In recent periods, we have also been targeting potential organic opportunities in medium to high-rise residential construction, where we have developed a steel solution in what has traditionally been a concrete-dominated sector. Despite this being more of a 'slow burn' than originally anticipated due to longer than expected client gestation periods, discussions with a number of interested parties remain ongoing and this opportunity continues to be progressed in the background.
Summary and outlook
In 2020, we have increased our profitability, both in the UK and in India, and have exceeded our 2020 strategic profit target of £26m. Our cash position remains strong, we have continued to drive our 'SSS' initiatives with an increased focus on manufacturing efficiency, and we have entered new UK markets through the acquisition of Harry Peers.

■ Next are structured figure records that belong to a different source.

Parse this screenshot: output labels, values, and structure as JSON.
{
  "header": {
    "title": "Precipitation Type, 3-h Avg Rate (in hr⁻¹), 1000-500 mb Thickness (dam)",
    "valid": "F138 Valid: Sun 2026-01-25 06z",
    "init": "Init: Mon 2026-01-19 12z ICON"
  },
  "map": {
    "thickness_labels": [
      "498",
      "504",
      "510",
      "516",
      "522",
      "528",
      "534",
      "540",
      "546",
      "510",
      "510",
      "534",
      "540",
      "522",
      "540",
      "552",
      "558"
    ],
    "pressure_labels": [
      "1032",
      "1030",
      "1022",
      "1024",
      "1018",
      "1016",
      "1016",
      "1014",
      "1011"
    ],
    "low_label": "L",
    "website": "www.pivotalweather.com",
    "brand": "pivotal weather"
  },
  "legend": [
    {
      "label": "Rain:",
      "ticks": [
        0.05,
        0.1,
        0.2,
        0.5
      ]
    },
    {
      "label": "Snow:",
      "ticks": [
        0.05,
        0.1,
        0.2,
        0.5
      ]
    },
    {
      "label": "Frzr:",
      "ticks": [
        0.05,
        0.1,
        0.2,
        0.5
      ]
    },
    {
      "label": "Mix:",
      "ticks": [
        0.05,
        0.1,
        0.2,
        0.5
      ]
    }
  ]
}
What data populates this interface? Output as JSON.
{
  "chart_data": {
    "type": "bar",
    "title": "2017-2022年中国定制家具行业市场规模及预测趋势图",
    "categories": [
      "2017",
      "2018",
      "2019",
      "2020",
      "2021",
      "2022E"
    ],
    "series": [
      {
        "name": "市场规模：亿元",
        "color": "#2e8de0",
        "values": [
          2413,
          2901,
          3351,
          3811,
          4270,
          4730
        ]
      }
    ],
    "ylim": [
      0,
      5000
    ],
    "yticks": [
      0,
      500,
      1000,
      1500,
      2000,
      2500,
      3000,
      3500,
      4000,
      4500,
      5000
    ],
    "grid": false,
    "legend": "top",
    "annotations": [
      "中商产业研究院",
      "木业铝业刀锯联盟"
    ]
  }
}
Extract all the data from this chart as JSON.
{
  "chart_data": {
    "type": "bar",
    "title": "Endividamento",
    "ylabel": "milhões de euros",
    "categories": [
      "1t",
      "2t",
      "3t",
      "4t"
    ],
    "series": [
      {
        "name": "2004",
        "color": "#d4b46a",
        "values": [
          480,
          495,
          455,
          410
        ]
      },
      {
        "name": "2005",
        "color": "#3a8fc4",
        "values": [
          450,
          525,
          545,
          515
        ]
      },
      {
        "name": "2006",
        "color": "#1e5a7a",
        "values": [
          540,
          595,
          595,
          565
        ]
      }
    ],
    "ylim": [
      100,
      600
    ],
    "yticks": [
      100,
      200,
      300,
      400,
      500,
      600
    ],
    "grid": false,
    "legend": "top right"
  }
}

The overall impact of COVID-19 remains uncertain. Whilst all of our factories are operational and all of our construction sites in the UK and Europe remain open, it is inevitable that the virus will have an impact on profitability in 2021. However, at this early point in our financial year it is impossible to predict the full extent of this financial impact. Despite the uncertainty caused by COVID-19, we remain well placed to win work in the diverse range of market sectors and geographies in which we operate and across a wide client base, allowing us to target a good pipeline of opportunities and providing us with extra resilience and the ability to increase our market share.
Finally, I would like to thank all of our employees for their hard work, support and determination in these exceptionally difficult times. From our construction teams to those working in our factories and from home, they have all played a key role in ensuring we can keep our business operating as smoothly as possible at this unprecedented time. As always, their health and wellbeing remains our number one priority.